Лежа на одеяле, он достал свой серый путевой блокнот. И прыгающими синими буквами записал на первой странице: "Командировка в Армению". Подумал и добавил свой первый вывод: "В чем еще преимущество советского строя? Он позволяет во время войны или таких вот стихийных бедствий быстро и четко мобилизовать всех на борьбу! Решение, принятое из центра, выполняется немедленно. Мобилизация идет по всем направлениям".
Самолет тронулся и, ревя моторами, двинулся к взлетно-посадочной полосе.
Это был перелет так перелет.
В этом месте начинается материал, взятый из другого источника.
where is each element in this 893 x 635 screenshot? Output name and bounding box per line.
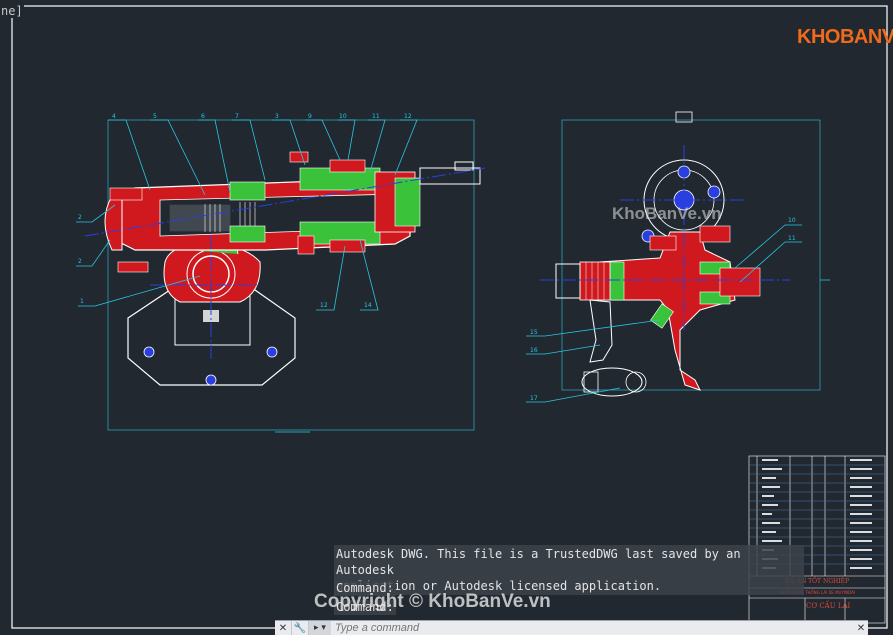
command-line-bar: ✕ 🔧 ▸ ▾ ✕ [275, 620, 868, 635]
command-history-message: Autodesk DWG. This file is a TrustedDWG … [334, 545, 804, 595]
command-input[interactable] [331, 621, 854, 635]
svg-text:9: 9 [308, 113, 312, 120]
svg-text:5: 5 [153, 113, 157, 120]
svg-text:3: 3 [275, 113, 279, 120]
svg-text:11: 11 [788, 235, 796, 242]
window-title-fragment: ne] [0, 4, 24, 18]
khobanve-logo: KHOBANVE [797, 12, 893, 52]
svg-text:12: 12 [404, 113, 412, 120]
chevron-icon[interactable]: ▸ ▾ [309, 621, 331, 635]
center-watermark: KhoBanVe.vn [612, 204, 722, 223]
svg-text:14: 14 [364, 302, 372, 309]
svg-text:17: 17 [530, 395, 538, 402]
left-view-gearbox: 4 5 6 7 3 9 10 11 12 2 2 1 12 14 [76, 113, 486, 433]
command-message-line1: Autodesk DWG. This file is a TrustedDWG … [336, 547, 741, 577]
svg-text:1: 1 [80, 298, 84, 305]
svg-text:6: 6 [201, 113, 205, 120]
svg-text:2: 2 [78, 258, 82, 265]
svg-text:12: 12 [320, 302, 328, 309]
copyright-watermark: Copyright © KhoBanVe.vn [314, 591, 551, 612]
title-block-grid [748, 455, 886, 624]
close-icon[interactable]: ✕ [854, 623, 868, 634]
svg-text:10: 10 [339, 113, 347, 120]
drawing-viewport[interactable]: 4 5 6 7 3 9 10 11 12 2 2 1 12 14 10 11 15 16 1… [0, 0, 893, 634]
svg-text:4: 4 [112, 113, 116, 120]
close-icon[interactable]: ✕ [275, 621, 292, 635]
svg-text:15: 15 [530, 329, 538, 336]
right-view-linkage: 10 11 15 16 17 [526, 111, 830, 403]
svg-text:7: 7 [235, 113, 239, 120]
svg-text:10: 10 [788, 217, 796, 224]
wrench-icon[interactable]: 🔧 [292, 621, 309, 635]
svg-text:2: 2 [78, 214, 82, 221]
sheet-frame [11, 5, 888, 629]
svg-text:16: 16 [530, 347, 538, 354]
svg-text:11: 11 [372, 113, 380, 120]
cad-drawing: 4 5 6 7 3 9 10 11 12 2 2 1 12 14 1011 151617 [11, 5, 888, 629]
logo-text-2: BANVE [839, 26, 893, 48]
logo-text-1: KHO [797, 26, 840, 48]
title-block-drawing-name: CƠ CẤU LÁI [806, 602, 851, 610]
Шесть часов до Красноводска они летели над барханами. Великая, как океан, пустыня раскинулась от горизонта до горизонта. И только маленькая тень "Аннушки" скользила над нею, перескакивая с одного песчаного холма на другой. Потом наступила звездная ночь. Редкие огоньки внизу рассказывали о том, что в этой великой, окутавшей самолет тьме все-таки теплится жизнь людей. Незабываемое ощущение. Ты между небом и землей, как ангел или демон.
В конце концов ему надоело вглядываться в эту темноту. И он, прикрыв глаза, стал вспоминать предпоследнюю командировку. Мысли и образы путались, переплетались. Он застрял где-то между сном и реальностью.